Postgres-XL Scalability for Loading Data
In my last blog, we looked at the benchmark results from bulk load test for a Postgres-XL database cluster. Using a 16-datanode, 2-coordinator cluster, running on EC2 instances, we could easily clock 9M rows/sec or 3TB/hr of ingestion rate. That’s a significant number in itself. In this blog, we’ll see if the ingestion rate is scalable in Postgres-XL. In particular, we’ll try to answer if adding more nodes to the cluster can result in a linear increase in performance.
Let’s use the same line item table from the TPC-H benchmark for these tests. We’ll increase the cluster size from 16 datanodes to 20 datanodes and then further to 24 datanodes. We’ll also repeat the tests with 1, 2 and 3 coordinators respectively. For all these tests, we are using i2.xlarge EC2 instance for a datanode and c3.8xlarge EC2 instance for a coordinator. Also, we are keeping the number of concurrent COPY processes to 24 for all these tests.
Sustained Bulk-load Rate
To measure if the bulk-load rate can be sustained over longer period of time and when the data significantly overflows the combined RAM on all machines, let’s measure time to load 3 billion, 6 billion and 9 billion rows on a 16-datanode cluster. The following chart shows the data load time and a steady ingestion rate even for a very large table.
At the end of loading 9 billion rows, the table is close to 1TB in size, but that does not seem to have any negative impact on the load rate.
Scaling with Coordinators
Let’s first see if adding more coordinators to the cluster has any positive impact on the load time. To measure the impact of additional coordinators, we keep the number of datanodes constant at 16 and vary coordinators from 1 to 3.
So there is a significant improvement in the ingestion rate when 1 more coordinator is added to the cluster. The rate remains almost the same for 3 coordinators, suggesting that the bottleneck probably shifts to some other place and hence adding the third coordinator does not help much.
Scaling with Datanodes
This is the most interesting bit that should tell us whether Postgres-XL cluster can scale or how well it can scale with addition of more datanodes, as far as data ingestion is concerned.

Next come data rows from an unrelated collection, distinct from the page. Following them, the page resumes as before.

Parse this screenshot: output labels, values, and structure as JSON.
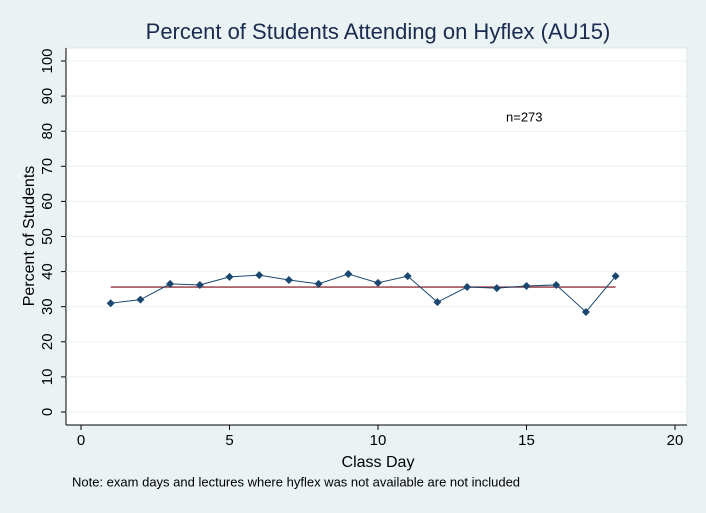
{
  "chart_data": {
    "type": "line",
    "title": "Percent of Students Attending on Hyflex (AU15)",
    "x_label": "Class Day",
    "y_label": "Percent of Students",
    "note": "Note: exam days and lectures where hyflex was not available are not included",
    "annotation": "n=273",
    "x": [
      1,
      2,
      3,
      4,
      5,
      6,
      7,
      8,
      9,
      10,
      11,
      12,
      13,
      14,
      15,
      16,
      17,
      18
    ],
    "series": [
      {
        "color": "#1a476f",
        "values": [
          31,
          32,
          36.5,
          36.2,
          38.5,
          39,
          37.6,
          36.5,
          39.3,
          36.8,
          38.7,
          31.3,
          35.6,
          35.3,
          35.9,
          36.2,
          28.5,
          38.7
        ]
      }
    ],
    "reference_line": {
      "y": 35.6,
      "x": [
        1,
        18
      ],
      "color": "#90353b"
    },
    "xlim": [
      0,
      20
    ],
    "xticks": [
      0,
      5,
      10,
      15,
      20
    ],
    "ylim": [
      0,
      100
    ],
    "yticks": [
      0,
      10,
      20,
      30,
      40,
      50,
      60,
      70,
      80,
      90,
      100
    ],
    "grid": true
  }
}
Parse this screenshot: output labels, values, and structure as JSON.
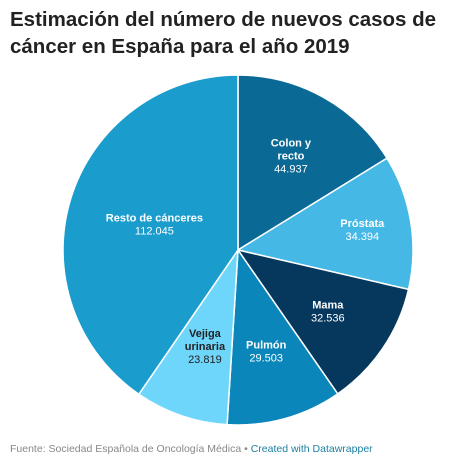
{
  "chart_data": {
    "type": "pie",
    "title": "Estimación del número de nuevos casos de cáncer en España para el año 2019",
    "slices": [
      {
        "name": "Colon y recto",
        "value": 44937,
        "value_label": "44.937",
        "color": "#0a6a95",
        "text_color": "#ffffff"
      },
      {
        "name": "Próstata",
        "value": 34394,
        "value_label": "34.394",
        "color": "#45b8e6",
        "text_color": "#ffffff"
      },
      {
        "name": "Mama",
        "value": 32536,
        "value_label": "32.536",
        "color": "#06375d",
        "text_color": "#ffffff"
      },
      {
        "name": "Pulmón",
        "value": 29503,
        "value_label": "29.503",
        "color": "#0b86ba",
        "text_color": "#ffffff"
      },
      {
        "name": "Vejiga urinaria",
        "value": 23819,
        "value_label": "23.819",
        "color": "#6fd6fb",
        "text_color": "#222222"
      },
      {
        "name": "Resto de cánceres",
        "value": 112045,
        "value_label": "112.045",
        "color": "#1a9ccd",
        "text_color": "#ffffff"
      }
    ]
  },
  "footer": {
    "source": "Fuente: Sociedad Española de Oncología Médica",
    "separator": "•",
    "credit": "Created with Datawrapper"
  }
}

Keeping number of coordinators constant at 2, we vary the number of datanodes from 16 to 20 and again to 24. The following results are obtained by loading 3 billion rows with 24 COPY processes split equally between the two coordinators.
These results are very interesting and they show a linear scalability in ingestion rate with addition of more nodes to the cluster. While we could load at a rate of 13.5M rows/sec or nearly 4.5TB/hr while using 24 datanodes, what’s more interesting to note is that per datanode ingestion rate stays almost constant at about 560K rows/sec. Of course, it may not stay the same if many more datanodes are added since at some point the coordinator may become bottleneck or having too many concurrent sessions at the datanodes may cause performance degradation. A nice thing about Postgres-XL’s architecture is that it allows us to add as many coordinators as we like and hence coordinator side bottleneck is easy to handle, assuming application can split the load between coordinators.
I believe we demonstrated a few important things with these benchmarks.
- Postgres-XL can scale linearly with increasing number of datanodes.
- For large and concurrent bulk load, coordinator may become a bottleneck and it’s advisable to have more than one coordinators for such workloads.
- Postgres-XL can sustain the ingestion rate for very large data. While in these tests, we could achieve the maximum rate of 13.5M rows/sec or 4.5TB/hr, the trend clearly shows that this is nowhere close to the upper limit of Postgres-XL’s ability to handle high concurrent ingestion load.
Thank you for the post. Did you manage to identify the bottleneck after adding the 2nd coordinator?
It’s quite evident that the single coordinator was a bottleneck. But after we added the second coordinator the bottleneck shifted somewhere else because adding third coordinator did not help much. It wasn’t clear if the AWS network became bottleneck at this point or whether the datanodes were fully saturated. The disk utilisation was quite high at datanodes with 2 coordinators, but it’s hard to completely rule out network saturation.
At peak, datanodes were receiving data at about 500 Mbps speed. FWIW I’d observed a simple scp between AWS nodes could only go upto 560 Mbps.